I buoni libri non sono sempre necessariamente quelli che ci appagano di più, quelli che magari ci offrono le risposte migliori ai nostri dubbi. Libri buoni sono anche quelli che questi dubbi li sollevano, che ci costringono a quel lavorio mentale che permette a ciascuno di noi di fare qualche passo in più in una conoscenza che ci sia davvero propria. È questo il caso del volume di Vito Varricchio, Il socialismo di Luciano Pellicani (pagine 196), edito meritoriamente dai tipi Rubbettino, con la prefazione di Gaetano Pecora. Un testo che non solo introduce al pensiero politico di un protagonista della vita culturale italiana del secondo Novecento. Ma che propone al lettore un momento di riflessione e approfondimento su alcuni dei problemi chiave della politica.

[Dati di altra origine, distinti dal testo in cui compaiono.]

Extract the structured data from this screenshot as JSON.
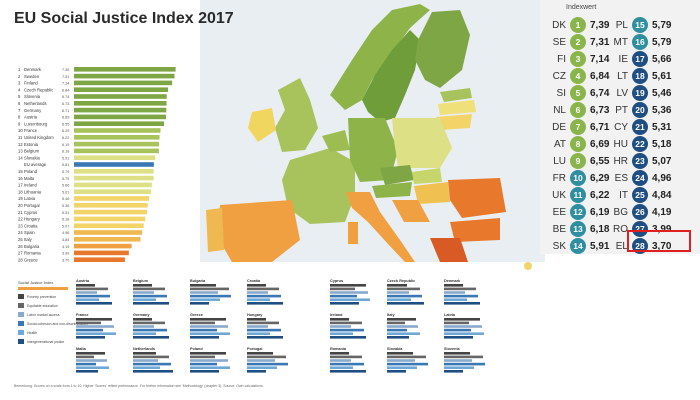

Si prenda, ad esempio la questione della rivoluzione e del suo rapporto con il messianesimo politico; si pensi al rapporto tra socialismo (o meglio i socialismi) e l'economia di mercato; si consideri ancora il logoro, eppure sempre rinnovato, miraggio dell'autogestione e i suoi legami con la statizzazione.
Ecco: nello sfogliare le pagine di Varricchio, e il (particolarmente significativo) carteggio inedito tra Pellicani e Bobbio in appendice, si ha davvero l'impressione di aver squadernato un sunto del dibattito etico-politico del secolo scorso e contemporaneo. Con tutti i suoi pregi, ma anche con le sue strutturali mancanze, come la tendenza a non costruire i concetti, le parole della politica, a partire dai fatti, ma procedendo all'inverso.
Una base di riflessione, cui si aggiunge almeno per chi ha a cuore il valore della libertà la capacità di suscitare una profonda ammirazione per ciò che Pellicani rappresentò in una sinistra violentemente attaccata, anche in Italia, alle illusioni e agli odi di matrice marxista-leninista. Il coraggio di un intellettuale e di un docente, capace di opporsi ai legami perfino familiari oltre che alla pressante e radicale macchina della massificazione rossa di quegli anni, in nome della forza della ragione e del vaglio individuale di ogni convinzione data. «Il tema che negli anni Sessanta scrive Varricchio attraversava da parte a parte la fitta corrispondenza tra Luciano e la madre Camilla , una coraggiosa militante comunista rimasta tale nonostante gli avvenimenti del 1956, era la rivoluzione bolscevica.
In una lettera inedita, che qui pubblichiamo per la prima volta, un poco più che ventenne Pellicani esprimeva un giudizio che si urtava fortemente con quello, protestatario e antisistema, che agitava la sua generazione.
«Lenin e quelli che lo hanno seguito hanno sbagliato strada». E, pur consapevole di mettere in scompiglio le convinzioni politiche della madre, egli confermava i risultati della sua indagine I bolscevichi martellava Luciano «hanno fatto ripiombare l'umanità nel medioevo» Una capacità di analisi che Pellicani andò affinando nel tempo e che cercò di trasmettere ai suoi allievi. E che se gli valse il merito del giusto andare controcorrente gli fece, però, anche pagare il prezzo che sempre paga chi alla libertà resta fedele: la solitudine.
Glielo aveva profetizzato la stessa madre: «Tu rimarrai solo!». E il vaticinio si concretizzò puntualmente.
Sta di fatto che quella solitudine non immiserì, e non
immiserisce, ma anzi esalta il calore di quell'ideale di libertà cui Pellicani cercò di tenersi saldo, e che arriva a noi, anche grazie alle pagine di Varricchio, come una eredità da conservare e una responsabilità da trasmettere.